One hundred percent brilliant, all of it, of course.
You need to submit this somewhere for (broader) public consumption.
You made my day, Caroline! :) Smooch! :)
Great post, Miss Sam! Yes, indeed, you must circulate this widely--it totally sums up what his movies meant to so many people! Myself included. My fave was Sixteen Candles, which I saw about 50 times. ;-)
xo
Miss J
Beautiful as always!
Sam, have you ever thought of writing for Salon? Seriously. For real.
Somehow you take my inner musings and make magic out of them. That is a gift. And I feel selfish keeping it all to myself.
Laura
What a wonderful way to sum up the chaotic high school years!!

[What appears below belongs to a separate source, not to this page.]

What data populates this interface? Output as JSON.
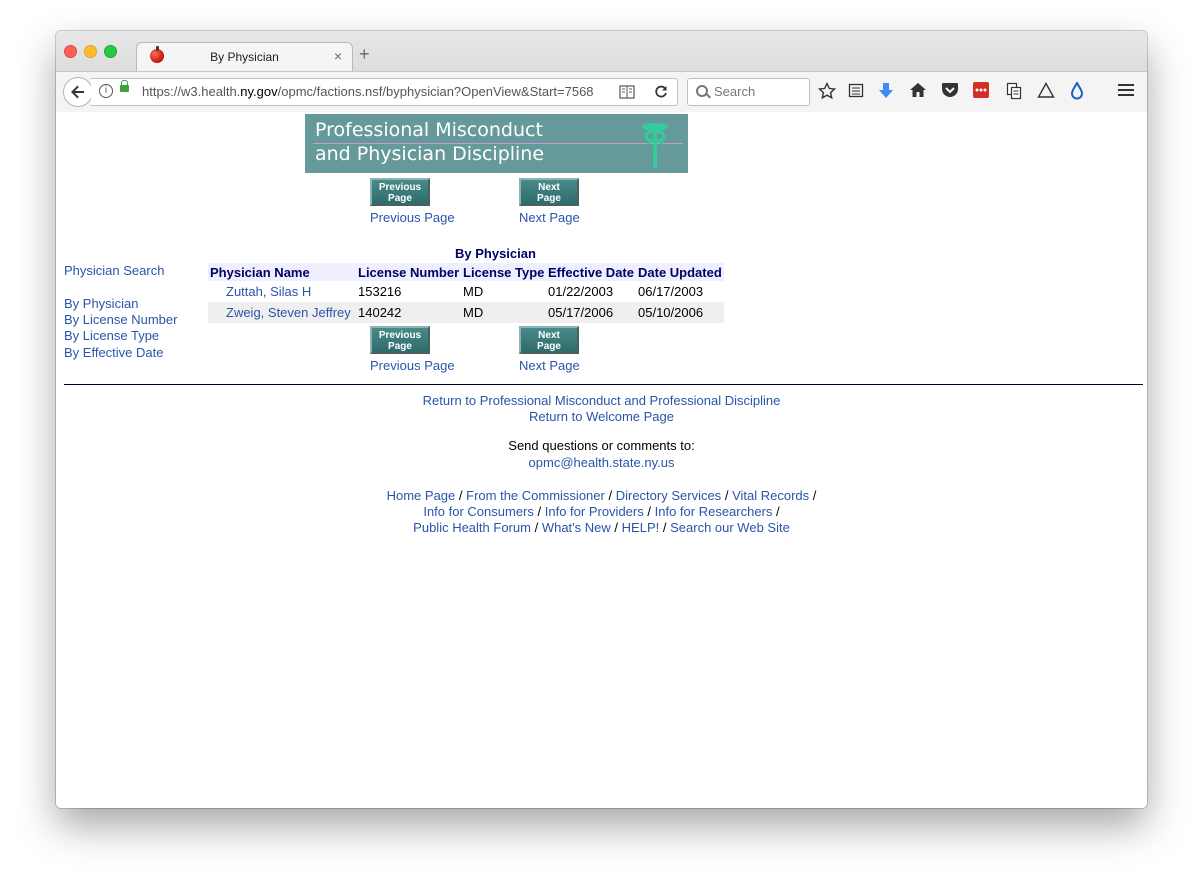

This really is the perfect post to describe what soooo many of us thought about his movies. Those movies were my escape during my teenage years. They were what I wanted my life to be like, but wasn't. He made you believe in the happy endings. You put into words what I never could have...you said it so much better than I ever could have. Truly great post!
Really wonderful, Sam!
oxox,
Mary
Pretty in Pink always made me jealous that I couldn't make my own clothes.
I used to think I was the cool creative chick, but eventually I learned that I was the clueless preppy dude that wanted to be cool and eccentric so he pursues the quirky girl instead of the cheerleader. Did that make any sense?
And I was always jealous of the way they kissed in those movies. I wish I would have had a dozen takes to redo the kisses of my teenage years. I actually bit Jeremiah once. Maybe that's why we broke up and it took him 7 years to forget what a bad kisser I was at 17...
Ditto to every other comment here.
I beg you--donate your brain to science. You are absolutely amazing! How to you manage to put those thoughts into such eloquent words??!
I would love to throw movies or characters at you and let you sum them up for me. What fun that would be.